The offshore drilling industry is among the most demanding markets for electrical equipment. Heave motion, irregular cyclic loads, harsh weather conditions, and vibrations are causing accelerated deterioration of drilling equipment. One of the most common solutions to these problems is to design actuation systems of such machinery overly conservative to gain additional safety, which results in too high initial investment and maintenance costs. To mitigate the fatigue damage and vibration severity of rotating elements of electric drivetrains operating offshore, this paper presents a comparative analysis of four popular input functions used in motion control of industrial systems.

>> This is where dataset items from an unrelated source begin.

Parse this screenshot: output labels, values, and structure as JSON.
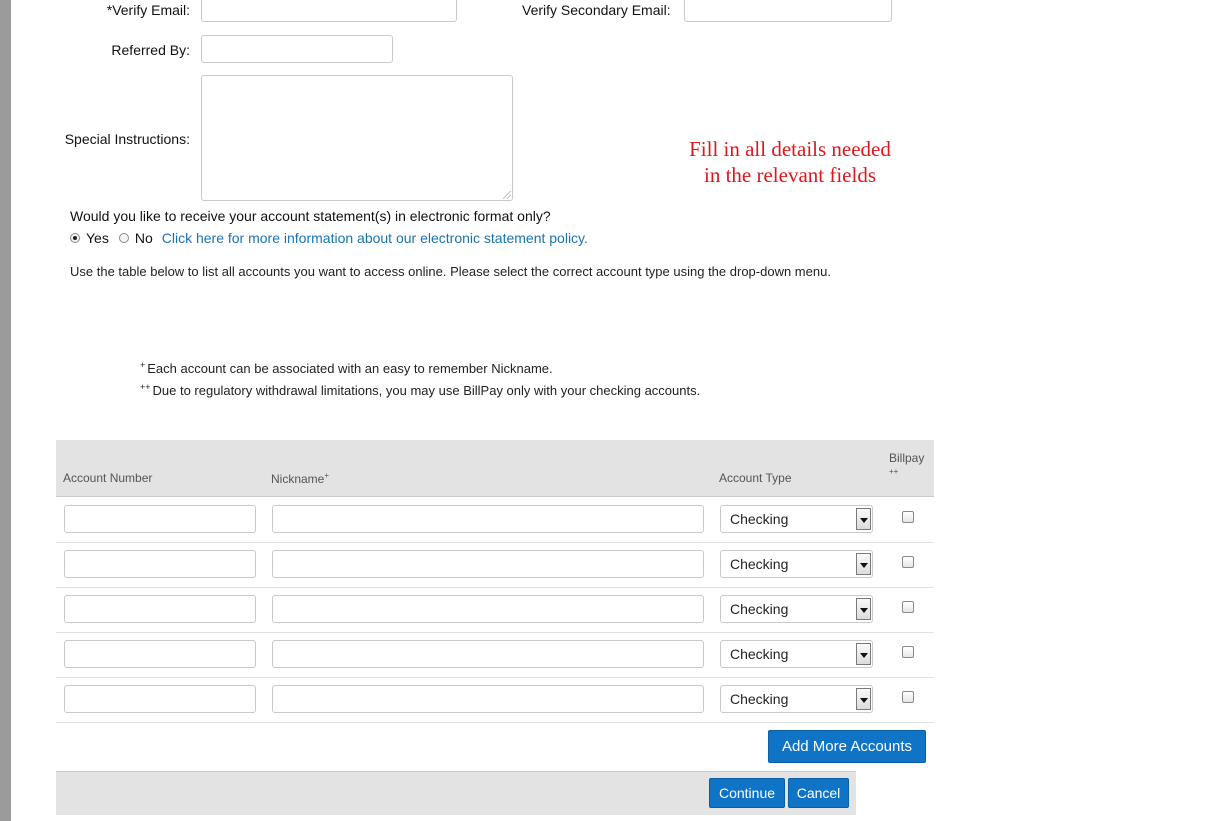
{
  "form": {
    "verify_email_label": "*Verify Email:",
    "verify_secondary_email_label": "Verify Secondary Email:",
    "referred_by_label": "Referred By:",
    "special_instructions_label": "Special Instructions:"
  },
  "annotation": {
    "line1": "Fill in all details needed",
    "line2": "in the relevant fields"
  },
  "estatement": {
    "question": "Would you like to receive your account statement(s) in electronic format only?",
    "yes_label": "Yes",
    "no_label": "No",
    "selected": "Yes",
    "policy_link": "Click here for more information about our electronic statement policy."
  },
  "instructions": "Use the table below to list all accounts you want to access online. Please select the correct account type using the drop-down menu.",
  "footnotes": {
    "note1_marker": "+",
    "note1": "Each account can be associated with an easy to remember Nickname.",
    "note2_marker": "++",
    "note2": "Due to regulatory withdrawal limitations, you may use BillPay only with your checking accounts."
  },
  "table": {
    "headers": {
      "account_number": "Account Number",
      "nickname": "Nickname",
      "nickname_marker": "+",
      "account_type": "Account Type",
      "billpay": "Billpay",
      "billpay_marker": "++"
    },
    "rows": [
      {
        "account_type": "Checking"
      },
      {
        "account_type": "Checking"
      },
      {
        "account_type": "Checking"
      },
      {
        "account_type": "Checking"
      },
      {
        "account_type": "Checking"
      }
    ]
  },
  "buttons": {
    "add_more": "Add More Accounts",
    "continue": "Continue",
    "cancel": "Cancel"
  },
  "colors": {
    "accent": "#0f74c6",
    "annotation": "#e0161c",
    "link": "#1a73b5"
  }
}
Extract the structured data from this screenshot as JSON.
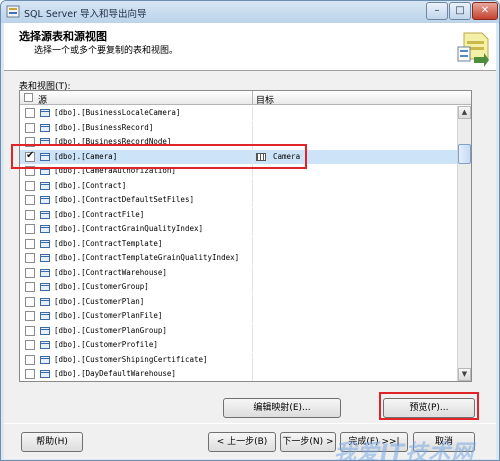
{
  "window": {
    "title": "SQL Server 导入和导出向导",
    "minimize": "–",
    "maximize": "□",
    "close": "✕"
  },
  "header": {
    "title": "选择源表和源视图",
    "subtitle": "选择一个或多个要复制的表和视图。"
  },
  "section_label": "表和视图(T):",
  "grid": {
    "columns": {
      "source": "源",
      "destination": "目标"
    },
    "rows": [
      {
        "source": "[dbo].[BusinessLocaleCamera]",
        "destination": "",
        "checked": false
      },
      {
        "source": "[dbo].[BusinessRecord]",
        "destination": "",
        "checked": false
      },
      {
        "source": "[dbo].[BusinessRecordNode]",
        "destination": "",
        "checked": false
      },
      {
        "source": "[dbo].[Camera]",
        "destination": "Camera",
        "checked": true,
        "selected": true
      },
      {
        "source": "[dbo].[CameraAuthorization]",
        "destination": "",
        "checked": false
      },
      {
        "source": "[dbo].[Contract]",
        "destination": "",
        "checked": false
      },
      {
        "source": "[dbo].[ContractDefaultSetFiles]",
        "destination": "",
        "checked": false
      },
      {
        "source": "[dbo].[ContractFile]",
        "destination": "",
        "checked": false
      },
      {
        "source": "[dbo].[ContractGrainQualityIndex]",
        "destination": "",
        "checked": false
      },
      {
        "source": "[dbo].[ContractTemplate]",
        "destination": "",
        "checked": false
      },
      {
        "source": "[dbo].[ContractTemplateGrainQualityIndex]",
        "destination": "",
        "checked": false
      },
      {
        "source": "[dbo].[ContractWarehouse]",
        "destination": "",
        "checked": false
      },
      {
        "source": "[dbo].[CustomerGroup]",
        "destination": "",
        "checked": false
      },
      {
        "source": "[dbo].[CustomerPlan]",
        "destination": "",
        "checked": false
      },
      {
        "source": "[dbo].[CustomerPlanFile]",
        "destination": "",
        "checked": false
      },
      {
        "source": "[dbo].[CustomerPlanGroup]",
        "destination": "",
        "checked": false
      },
      {
        "source": "[dbo].[CustomerProfile]",
        "destination": "",
        "checked": false
      },
      {
        "source": "[dbo].[CustomerShipingCertificate]",
        "destination": "",
        "checked": false
      },
      {
        "source": "[dbo].[DayDefaultWarehouse]",
        "destination": "",
        "checked": false
      }
    ]
  },
  "buttons": {
    "edit_mappings": "编辑映射(E)...",
    "preview": "预览(P)...",
    "help": "帮助(H)",
    "back": "< 上一步(B)",
    "next": "下一步(N) >",
    "finish": "完成(F) >>|",
    "cancel": "取消"
  },
  "watermark": "我爱IT技术网",
  "colors": {
    "highlight": "#e0242a",
    "selected_row": "#cde4f8"
  },
  "icons": {
    "header": "wizard-table-icon",
    "row": "table-icon",
    "destination": "destination-table-icon"
  }
}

We evaluate them not only by using well-known performance indicators, such as maximum load or velocity, but also by assessing their influence on fatigue life and vibration severity of electric drivetrains. The rainflow counting algorithm is used to assign amplitudes and mean values of distinguished cycles from random loading history. Then, the Palmgren–Miner rule together with S–N curves are applied to determine the total damage for cycles with varying amplitudes. In addition, we quantify the cumulative effect of vibrations and jerk on machine damage by using the metric based on the jerk energy. The importance of this study is illustrated on a full-scale offshore pipe handling machine by benchmarking simulation results with the field data. The outcomes demonstrate not only a serious decrease in damage caused by vibrations for smooth motion profiles, but also provide a basis to formulate rules of thumb for selection of the most suitable motion profile for certain applications.